Bruxelles, 10/05/2001 (Agence Europe) - « Combler le fossé entre les résultats de la recherche et la politique environnementale » est le thème d'une conférence internationale qui se tient actuellement à Stockholm (9-11 mai) pour améliorer la contribution de la communauté scientifique à la politique de développement durable poursuivie par l'Union. Les participants à cette conférence, organisée conjointement par la Présidence suédoise du Conseil, la Commission européenne et l'Agence européenne de l'environnement (AEE), réfléchissent aux moyens de raccourcir le délai qui sépare la mise à disposition des données scientifiques indispensables et la prise de décision au niveau politique.
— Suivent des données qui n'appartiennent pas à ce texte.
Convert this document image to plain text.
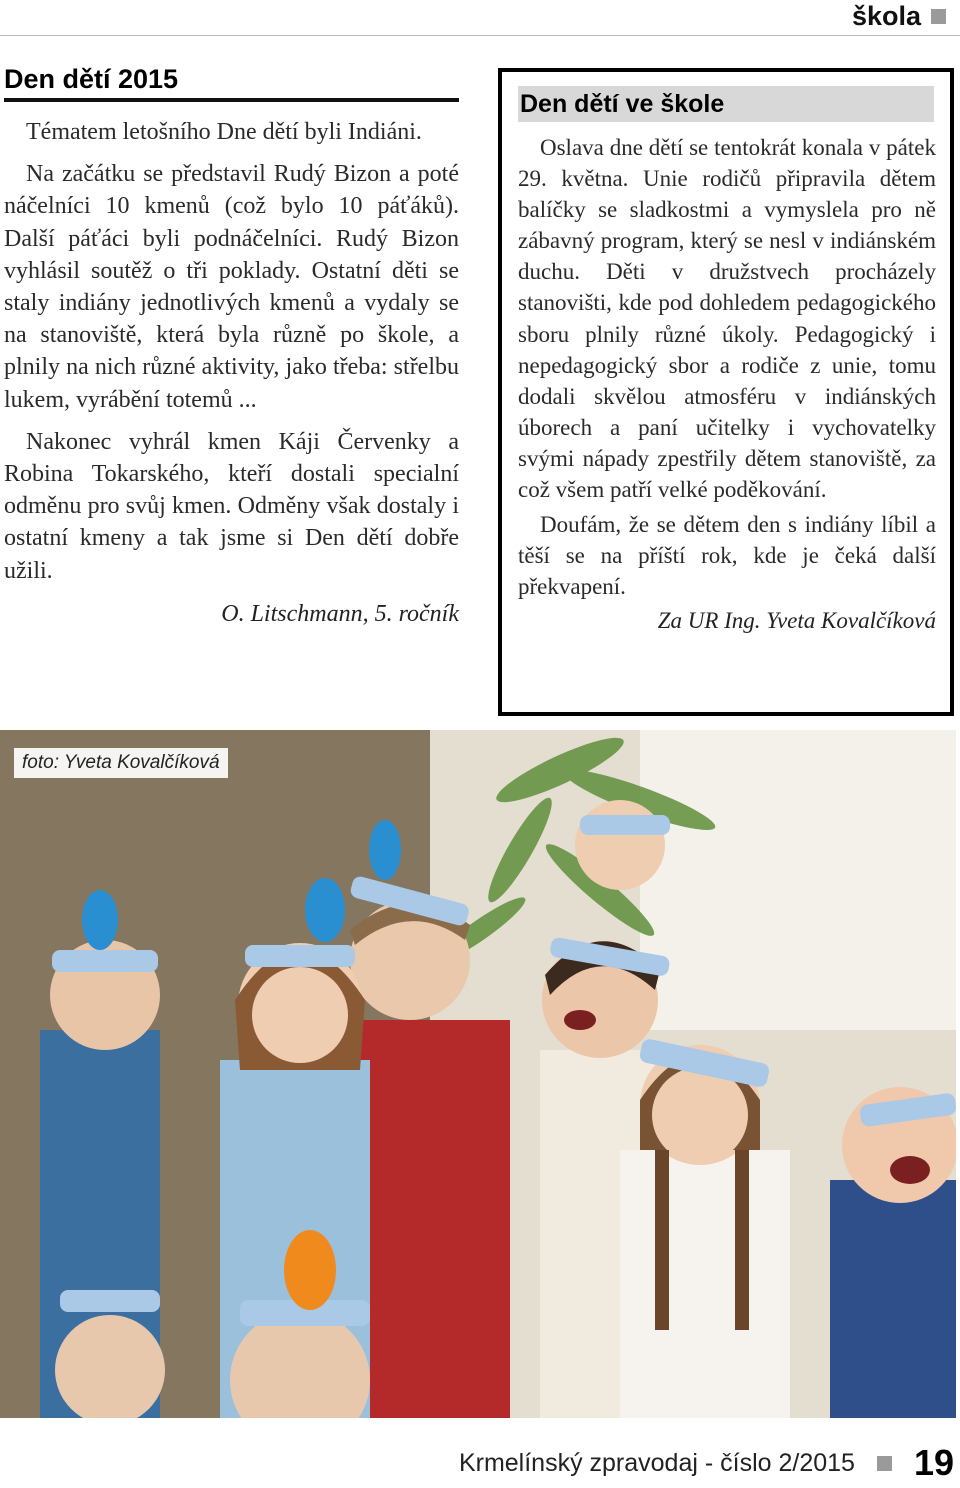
škola
Den dětí 2015

Tématem letošního Dne dětí byli Indiáni.

Na začátku se představil Rudý Bizon a poté náčelníci 10 kmenů (což bylo 10 páťáků). Další páťáci byli podnáčelníci. Rudý Bizon vyhlásil soutěž o tři poklady. Ostatní děti se staly indiány jednotlivých kmenů a vydaly se na stanoviště, která byla různě po škole, a plnily na nich různé aktivity, jako třeba: střelbu lukem, vyrábění totemů ...

Nakonec vyhrál kmen Káji Červenky a Robina Tokarského, kteří dostali specialní odměnu pro svůj kmen. Odměny však dostaly i ostatní kmeny a tak jsme si Den dětí dobře užili.

O. Litschmann, 5. ročník
Den dětí ve škole

Oslava dne dětí se tentokrát konala v pátek 29. května. Unie rodičů připravila dětem balíčky se sladkostmi a vymyslela pro ně zábavný program, který se nesl v indiánském duchu. Děti v družstvech procházely stanovišti, kde pod dohledem pedagogického sboru plnily různé úkoly. Pedagogický i nepedagogický sbor a rodiče z unie, tomu dodali skvělou atmosféru v indiánských úborech a paní učitelky i vychovatelky svými nápady zpestřily dětem stanoviště, za což všem patří velké poděkování.

Doufám, že se dětem den s indiány líbil a těší se na příští rok, kde je čeká další překvapení.

Za UR Ing. Yveta Kovalčíková
foto: Yveta Kovalčíková
Krmelínský zpravodaj - číslo 2/2015 19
« Je veux faire de la durabilité un poste phare de la recherche européenne », a déclaré Philippe Busquin, Commissaire européen à la recherche, à l'ouverture de la conférence. La proposition de sixième programme cadre de recherche et de développement technologique (actuellement sur la table du Conseil et du Parlement) fait de la durabilité une priorité pour la production de connaissances et de technologies, en particulier dans les domaines des transports, de l'énergie et de la mobilité, en mettant l'accent sur la mise en réseau de toutes les équipes européennes de recherche, a ajouté le Commissaire. Selon lui, la recherche sert déjà les objectifs de développement durable en ce qu'elle permet, par exemple, de réduire la consommation en eau, d'augmenter la productivité de l'eau dans l'industrie papetière, de fournir des méthodes d'évaluation des coûts des différents cycles de carburant, ainsi que des analyses permettant de comprendre le phénomène de changements climatiques et de tenter de l'endiguer.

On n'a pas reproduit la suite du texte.